Trois ethnies

Trois ethnies

Trois ethnies
Trois jolis sourires
Trois jeunes destins
Trois petites filles
Trois éclats de rire qui chatouillent les manguiers.

Elles jouent en cercle en se tenant la main,
Sandales et peurs au vent,
Trois rêves ludiques,
Trois chansons.

Un deux, trois, elles sautillent,
Et petites nattes se hissent à l’horizon.
Un deux, trois, elles sautillent,
Six petits pieds se posent sur la terre fébrile ;
Fraîchement violée par ses fils,
Féconde et porteuse en son sein de l’Infâme.

Un, deux, trois et la terre minée s’ouvre.
Rugissant et béante,
Purulente de petits monstres,
Elle avale les trois chansons.

Trois petits bouts d’enfance s’envolent en éclats.
Trois rêves déchiquetés, trois rires muets.
Trois destins étouffés, trois boutons de fleurs écrasés.
Trois chants inachevés.

Un, deux, trois pleurs identiques s’élèvent dans un ciel désastré.
Trois silhouettes vêtues d’imvutanao (*) noir s’allongent, cheveux
rasés, âmes calcinées.

Trois rêves,
Trois plaies.
Trois cœurs fendus à jamais.
Hutu. Tutsi. Twa.
Trois ethnies.
Une seule agonie.
Un seul fleuve de larmes qui s’écoule et s’écoule, à l’infini.

Et ce silence
Le silence lourd et écarlate du sang des innocents.

 Ketty Nivyabandi
(*) imvutanao : tenue traditionnelle des femmes au Burundi
In, « Chants du métissage.

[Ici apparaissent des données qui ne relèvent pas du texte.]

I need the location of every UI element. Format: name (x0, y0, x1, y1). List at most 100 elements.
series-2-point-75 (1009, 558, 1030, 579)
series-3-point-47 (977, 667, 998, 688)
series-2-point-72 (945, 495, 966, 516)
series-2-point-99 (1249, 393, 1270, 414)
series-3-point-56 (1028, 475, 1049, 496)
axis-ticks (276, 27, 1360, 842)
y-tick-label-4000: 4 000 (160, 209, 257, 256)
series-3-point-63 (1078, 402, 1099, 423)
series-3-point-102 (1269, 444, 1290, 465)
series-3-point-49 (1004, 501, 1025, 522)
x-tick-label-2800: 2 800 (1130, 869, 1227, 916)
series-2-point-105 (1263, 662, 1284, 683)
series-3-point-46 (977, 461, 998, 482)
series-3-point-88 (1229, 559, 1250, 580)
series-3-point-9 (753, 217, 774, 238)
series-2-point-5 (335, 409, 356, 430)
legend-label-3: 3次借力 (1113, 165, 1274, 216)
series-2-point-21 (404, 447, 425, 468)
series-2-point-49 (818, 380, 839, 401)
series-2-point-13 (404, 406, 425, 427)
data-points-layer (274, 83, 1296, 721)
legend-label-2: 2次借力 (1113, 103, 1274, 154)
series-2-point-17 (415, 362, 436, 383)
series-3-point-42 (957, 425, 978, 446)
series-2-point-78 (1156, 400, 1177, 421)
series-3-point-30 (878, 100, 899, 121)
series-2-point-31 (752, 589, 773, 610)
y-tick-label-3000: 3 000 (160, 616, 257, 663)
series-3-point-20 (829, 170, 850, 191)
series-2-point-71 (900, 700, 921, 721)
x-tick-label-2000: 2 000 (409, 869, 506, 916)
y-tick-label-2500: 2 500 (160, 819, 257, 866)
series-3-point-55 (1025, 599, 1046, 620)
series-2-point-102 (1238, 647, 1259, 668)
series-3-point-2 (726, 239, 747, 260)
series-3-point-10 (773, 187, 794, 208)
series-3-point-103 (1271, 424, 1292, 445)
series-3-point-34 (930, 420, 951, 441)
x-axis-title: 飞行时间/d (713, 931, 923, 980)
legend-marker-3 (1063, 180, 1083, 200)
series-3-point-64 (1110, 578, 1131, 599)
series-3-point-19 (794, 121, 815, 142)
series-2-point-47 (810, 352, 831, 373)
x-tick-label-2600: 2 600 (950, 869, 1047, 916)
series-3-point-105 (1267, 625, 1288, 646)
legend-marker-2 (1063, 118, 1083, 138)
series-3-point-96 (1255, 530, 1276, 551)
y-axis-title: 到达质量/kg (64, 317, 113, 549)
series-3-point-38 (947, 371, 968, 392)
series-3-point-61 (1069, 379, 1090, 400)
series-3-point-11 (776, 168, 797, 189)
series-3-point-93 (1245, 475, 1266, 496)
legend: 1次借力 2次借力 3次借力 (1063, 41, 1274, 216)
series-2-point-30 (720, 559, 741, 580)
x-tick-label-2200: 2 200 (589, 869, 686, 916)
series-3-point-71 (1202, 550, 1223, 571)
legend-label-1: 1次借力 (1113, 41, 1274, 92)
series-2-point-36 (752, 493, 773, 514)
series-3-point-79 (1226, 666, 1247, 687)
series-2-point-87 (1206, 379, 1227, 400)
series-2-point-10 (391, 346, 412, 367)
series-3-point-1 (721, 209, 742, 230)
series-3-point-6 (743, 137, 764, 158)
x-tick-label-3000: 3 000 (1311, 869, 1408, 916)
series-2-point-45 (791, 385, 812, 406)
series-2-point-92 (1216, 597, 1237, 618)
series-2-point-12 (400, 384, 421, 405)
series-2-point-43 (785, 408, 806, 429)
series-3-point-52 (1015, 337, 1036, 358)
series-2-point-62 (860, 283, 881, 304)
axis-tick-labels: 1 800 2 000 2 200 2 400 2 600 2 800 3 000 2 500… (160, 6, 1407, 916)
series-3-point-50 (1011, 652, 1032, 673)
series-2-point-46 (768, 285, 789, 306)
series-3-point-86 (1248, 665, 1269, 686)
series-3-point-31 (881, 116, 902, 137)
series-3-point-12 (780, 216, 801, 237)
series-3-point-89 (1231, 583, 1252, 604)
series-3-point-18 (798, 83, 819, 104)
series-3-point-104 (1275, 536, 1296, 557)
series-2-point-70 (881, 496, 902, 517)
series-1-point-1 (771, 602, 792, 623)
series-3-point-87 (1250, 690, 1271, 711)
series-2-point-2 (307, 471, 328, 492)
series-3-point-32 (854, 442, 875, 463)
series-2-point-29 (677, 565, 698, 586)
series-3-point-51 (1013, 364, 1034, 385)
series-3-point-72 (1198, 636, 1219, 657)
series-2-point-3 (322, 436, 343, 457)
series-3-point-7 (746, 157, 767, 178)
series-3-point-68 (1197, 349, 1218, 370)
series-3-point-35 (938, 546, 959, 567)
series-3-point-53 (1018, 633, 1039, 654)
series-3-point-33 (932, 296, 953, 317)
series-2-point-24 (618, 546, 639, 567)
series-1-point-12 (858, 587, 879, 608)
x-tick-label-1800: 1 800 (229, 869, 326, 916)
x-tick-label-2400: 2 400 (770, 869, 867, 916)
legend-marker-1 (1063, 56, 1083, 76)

Une anthologie établie et
présentée par Pierre Kobel et Bruno Doucey »
Editions Bruno Doucey, 2015 

Une réflexion sur « Trois ethnies »

  1. C’est un grand texte, tout comme celui de cet autre poème :Un cri .
    Ils disent tout en poésie, même l’indicible , l’innomable et l’insulte faite à tout l’espoir en devenir.